Have you ever wanted to use mind control on your body? Apparently monkeys have managed to do so: the scientific journal Nature recently published research where two of the creatures successfully operated a virtual arm using only their brain waves.
Named Mango and Tangerine, the monkeys were trained to play a video game by first using a joystick to move an arm on screen, reports BBC News. To win a fruit juice reward, the limb had to capture one of three objects, based on specific texture. Each target was linked to a different vibration of the joystick, so even when it was removed, the animals' brains alone were able to perform the same task: their thoughts could both send out motor signals to control the arm as well as receive feedback to understand the objects’ textures, just like a physical one would normally function.
Since the arms in this research are digital, this type of mind-movement is not as paranormal as psychokinesis. Yet the technological innovation approaches this sort of magic, and its potential applications for human use is exciting: it could be used to create prosthetics for the paralyzed, helping patients regain movement as well as a sense of touch, wirelessly.

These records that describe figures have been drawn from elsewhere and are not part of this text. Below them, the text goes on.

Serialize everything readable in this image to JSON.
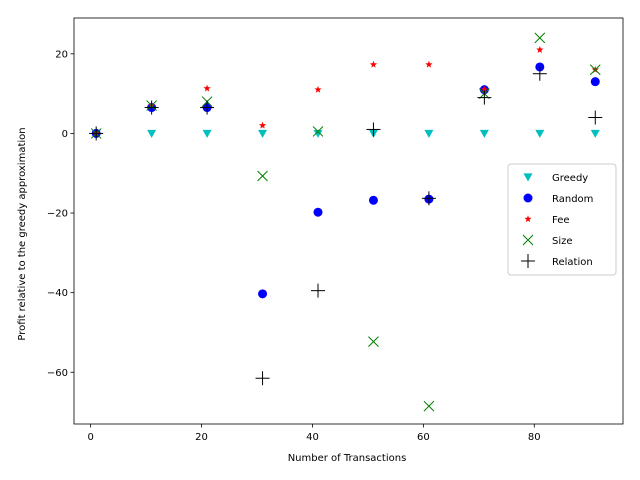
{
  "chart_data": {
    "type": "scatter",
    "title": "",
    "xlabel": "Number of Transactions",
    "ylabel": "Profit relative to the greedy approximation",
    "xlim": [
      -3,
      96
    ],
    "ylim": [
      -73,
      29
    ],
    "xticks": [
      0,
      20,
      40,
      60,
      80
    ],
    "yticks": [
      -60,
      -40,
      -20,
      0,
      20
    ],
    "grid": false,
    "legend_position": "center-right",
    "x": [
      1,
      11,
      21,
      31,
      41,
      51,
      61,
      71,
      81,
      91
    ],
    "series": [
      {
        "name": "Greedy",
        "marker": "triangle-down",
        "color": "#00bfbf",
        "values": [
          0,
          0,
          0,
          0,
          0,
          0,
          0,
          0,
          0,
          0
        ]
      },
      {
        "name": "Random",
        "marker": "circle",
        "color": "#0000ff",
        "values": [
          0,
          6.5,
          6.5,
          -40.3,
          -19.8,
          -16.8,
          -16.5,
          11,
          16.7,
          13
        ]
      },
      {
        "name": "Fee",
        "marker": "star",
        "color": "#ff0000",
        "values": [
          0,
          7,
          11.3,
          2,
          11,
          17.3,
          17.3,
          11,
          21,
          16
        ]
      },
      {
        "name": "Size",
        "marker": "x",
        "color": "#008000",
        "values": [
          0,
          7,
          8,
          -10.7,
          0.5,
          -52.3,
          -68.5,
          10,
          24,
          16
        ]
      },
      {
        "name": "Relation",
        "marker": "plus",
        "color": "#000000",
        "values": [
          0,
          6.5,
          6.5,
          -61.5,
          -39.5,
          1,
          -16.3,
          9,
          15,
          4
        ]
      }
    ]
  }
}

In fact, the computer engineer Gerwin Schalk has already started similar research on people according to The New York Times Magazine: he's devised a postcard-sized brain implant that allows patients to control the actions in a video game with their thoughts. Though initially intended for epileptics, the implant has the potential to evolve into a consumer product that could send signals to an iPhone, a computer or a car.
“A small opening in the skull, you plop a device in, wireless transmission and you’re done,” Schalk says. “It sounds crazy. But if you have something that works, people will do it in a nanosecond. Breast augmentation is totally invasive compared to this — and how many people do that every year?”